Baktı ki, baştan sona
hakâretlerle dolu bir mektup.
Hem ağza alınmayacak
cinsten.
Ancak hiç üzülmedi
mübârek zât.
Gâyet sâkindi.
Talebesine;
“Kâğıt kalem getir” dedi.
Ve cevap olarak;
“Ey kıymetli efendim!
Buyurduğunuz gibi benim pek çok kusurum vardır. Hakkımda yazdığınız şeylerin
hepsi doğrudur. Ne yapayım ki, hatâlarım benliğime işlemiş. Sizin de yazdığınız
gibi işlerimin çoğu günah. Ama gayret ediyorum.

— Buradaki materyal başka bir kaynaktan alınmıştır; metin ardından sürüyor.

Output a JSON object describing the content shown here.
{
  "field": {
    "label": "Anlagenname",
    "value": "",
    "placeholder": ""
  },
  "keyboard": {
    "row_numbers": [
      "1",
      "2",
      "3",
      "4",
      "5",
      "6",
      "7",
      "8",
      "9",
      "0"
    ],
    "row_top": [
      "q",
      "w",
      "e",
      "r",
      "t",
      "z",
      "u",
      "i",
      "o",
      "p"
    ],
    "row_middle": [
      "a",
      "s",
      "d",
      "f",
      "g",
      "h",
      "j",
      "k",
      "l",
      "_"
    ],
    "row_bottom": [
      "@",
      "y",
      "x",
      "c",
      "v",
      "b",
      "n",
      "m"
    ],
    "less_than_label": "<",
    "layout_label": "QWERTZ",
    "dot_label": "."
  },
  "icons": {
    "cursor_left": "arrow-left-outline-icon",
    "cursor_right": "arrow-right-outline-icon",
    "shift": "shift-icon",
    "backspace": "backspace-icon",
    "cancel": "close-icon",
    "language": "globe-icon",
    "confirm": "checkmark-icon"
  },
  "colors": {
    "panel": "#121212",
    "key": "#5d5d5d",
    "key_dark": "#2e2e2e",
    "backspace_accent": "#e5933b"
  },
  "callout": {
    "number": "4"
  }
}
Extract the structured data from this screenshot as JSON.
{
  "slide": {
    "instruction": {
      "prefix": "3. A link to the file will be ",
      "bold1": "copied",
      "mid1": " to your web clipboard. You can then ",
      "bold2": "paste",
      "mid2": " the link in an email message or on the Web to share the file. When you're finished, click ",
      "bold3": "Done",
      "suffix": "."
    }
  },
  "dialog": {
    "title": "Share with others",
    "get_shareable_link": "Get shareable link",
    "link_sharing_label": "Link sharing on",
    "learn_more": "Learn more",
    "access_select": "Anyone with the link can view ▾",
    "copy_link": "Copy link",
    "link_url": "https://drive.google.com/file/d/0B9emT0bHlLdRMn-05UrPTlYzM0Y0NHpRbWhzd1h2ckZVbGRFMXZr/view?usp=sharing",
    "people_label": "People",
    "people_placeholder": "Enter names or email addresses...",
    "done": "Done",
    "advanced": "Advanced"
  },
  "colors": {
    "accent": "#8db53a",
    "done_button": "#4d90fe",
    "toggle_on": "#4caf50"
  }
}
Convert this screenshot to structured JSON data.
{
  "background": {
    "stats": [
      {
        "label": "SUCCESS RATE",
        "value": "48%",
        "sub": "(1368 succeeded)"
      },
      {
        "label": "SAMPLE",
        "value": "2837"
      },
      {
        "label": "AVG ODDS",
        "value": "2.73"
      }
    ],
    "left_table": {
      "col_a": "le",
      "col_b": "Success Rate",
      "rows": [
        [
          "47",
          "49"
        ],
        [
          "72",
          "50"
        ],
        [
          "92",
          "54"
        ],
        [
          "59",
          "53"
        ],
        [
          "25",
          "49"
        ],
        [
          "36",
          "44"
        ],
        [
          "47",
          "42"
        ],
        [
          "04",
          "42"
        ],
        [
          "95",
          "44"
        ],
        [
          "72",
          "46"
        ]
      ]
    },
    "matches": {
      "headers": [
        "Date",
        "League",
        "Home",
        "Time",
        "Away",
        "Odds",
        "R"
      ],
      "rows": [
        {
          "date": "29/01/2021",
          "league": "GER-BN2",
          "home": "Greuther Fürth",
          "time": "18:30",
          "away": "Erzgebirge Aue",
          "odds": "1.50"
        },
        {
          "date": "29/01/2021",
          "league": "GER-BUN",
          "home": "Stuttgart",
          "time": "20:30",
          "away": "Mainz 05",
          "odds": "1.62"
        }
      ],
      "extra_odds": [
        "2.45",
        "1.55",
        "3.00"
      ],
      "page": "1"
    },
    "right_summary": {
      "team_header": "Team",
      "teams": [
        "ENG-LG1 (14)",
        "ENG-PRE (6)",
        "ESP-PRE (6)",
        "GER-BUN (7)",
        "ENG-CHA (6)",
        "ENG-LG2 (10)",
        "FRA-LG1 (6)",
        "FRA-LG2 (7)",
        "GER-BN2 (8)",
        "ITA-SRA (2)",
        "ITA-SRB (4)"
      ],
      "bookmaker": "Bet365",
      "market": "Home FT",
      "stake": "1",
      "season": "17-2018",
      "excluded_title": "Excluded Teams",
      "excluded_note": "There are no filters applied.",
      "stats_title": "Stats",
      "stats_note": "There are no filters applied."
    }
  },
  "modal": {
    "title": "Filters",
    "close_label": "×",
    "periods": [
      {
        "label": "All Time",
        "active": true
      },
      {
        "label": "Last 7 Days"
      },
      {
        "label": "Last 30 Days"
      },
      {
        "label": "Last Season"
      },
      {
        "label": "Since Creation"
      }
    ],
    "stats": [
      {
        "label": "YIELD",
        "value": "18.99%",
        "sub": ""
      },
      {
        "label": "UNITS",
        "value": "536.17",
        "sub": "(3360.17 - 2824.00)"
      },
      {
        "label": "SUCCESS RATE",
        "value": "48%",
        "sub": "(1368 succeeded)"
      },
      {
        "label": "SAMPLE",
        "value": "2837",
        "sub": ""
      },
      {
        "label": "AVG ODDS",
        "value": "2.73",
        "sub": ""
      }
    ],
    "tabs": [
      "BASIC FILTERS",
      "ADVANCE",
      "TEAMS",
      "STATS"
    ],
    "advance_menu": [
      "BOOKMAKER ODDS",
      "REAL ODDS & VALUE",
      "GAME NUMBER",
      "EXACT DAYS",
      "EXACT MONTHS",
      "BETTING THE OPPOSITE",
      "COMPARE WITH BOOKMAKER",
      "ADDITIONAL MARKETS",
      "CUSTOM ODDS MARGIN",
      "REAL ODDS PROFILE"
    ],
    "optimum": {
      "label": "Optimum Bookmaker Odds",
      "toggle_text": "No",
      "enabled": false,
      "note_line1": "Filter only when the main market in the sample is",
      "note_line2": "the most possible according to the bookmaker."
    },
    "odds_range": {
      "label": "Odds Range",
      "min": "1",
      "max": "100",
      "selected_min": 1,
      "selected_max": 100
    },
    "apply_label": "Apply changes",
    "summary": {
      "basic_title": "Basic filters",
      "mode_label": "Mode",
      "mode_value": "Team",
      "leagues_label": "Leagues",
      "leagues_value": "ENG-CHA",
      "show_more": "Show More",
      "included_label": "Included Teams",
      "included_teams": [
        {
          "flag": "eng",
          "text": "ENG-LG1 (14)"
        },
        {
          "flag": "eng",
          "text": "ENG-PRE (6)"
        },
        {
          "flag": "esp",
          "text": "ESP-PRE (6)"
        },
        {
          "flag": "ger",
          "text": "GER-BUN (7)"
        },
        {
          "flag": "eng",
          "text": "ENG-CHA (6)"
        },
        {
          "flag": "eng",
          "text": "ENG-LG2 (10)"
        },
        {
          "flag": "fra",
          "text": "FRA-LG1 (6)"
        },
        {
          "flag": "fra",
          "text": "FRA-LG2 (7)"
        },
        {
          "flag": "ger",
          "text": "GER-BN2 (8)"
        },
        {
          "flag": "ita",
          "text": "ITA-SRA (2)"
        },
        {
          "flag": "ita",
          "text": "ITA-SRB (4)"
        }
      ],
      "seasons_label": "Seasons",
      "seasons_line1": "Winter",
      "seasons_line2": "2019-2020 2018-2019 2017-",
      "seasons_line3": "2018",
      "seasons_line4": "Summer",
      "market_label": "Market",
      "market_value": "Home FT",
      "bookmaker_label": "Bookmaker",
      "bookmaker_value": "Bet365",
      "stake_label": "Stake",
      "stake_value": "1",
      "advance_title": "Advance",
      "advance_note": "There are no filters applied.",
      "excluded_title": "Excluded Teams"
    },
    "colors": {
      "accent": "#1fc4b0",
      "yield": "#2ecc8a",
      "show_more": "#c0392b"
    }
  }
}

Siz de duâ buyurun da düzeleyim
inşallah” diye yazdı.
Ve gönderdi bu kişiye.
Adam bu cevâbı okudu.
Ve insafa geldi.
Utanıp pişmân oldu
yaptığına.
Tam anladı onun
büyüklüğünü.
Huzûruna koşup özür
diledi.
Ve elini öpüp, “talebesi” olmakla
şereflendi.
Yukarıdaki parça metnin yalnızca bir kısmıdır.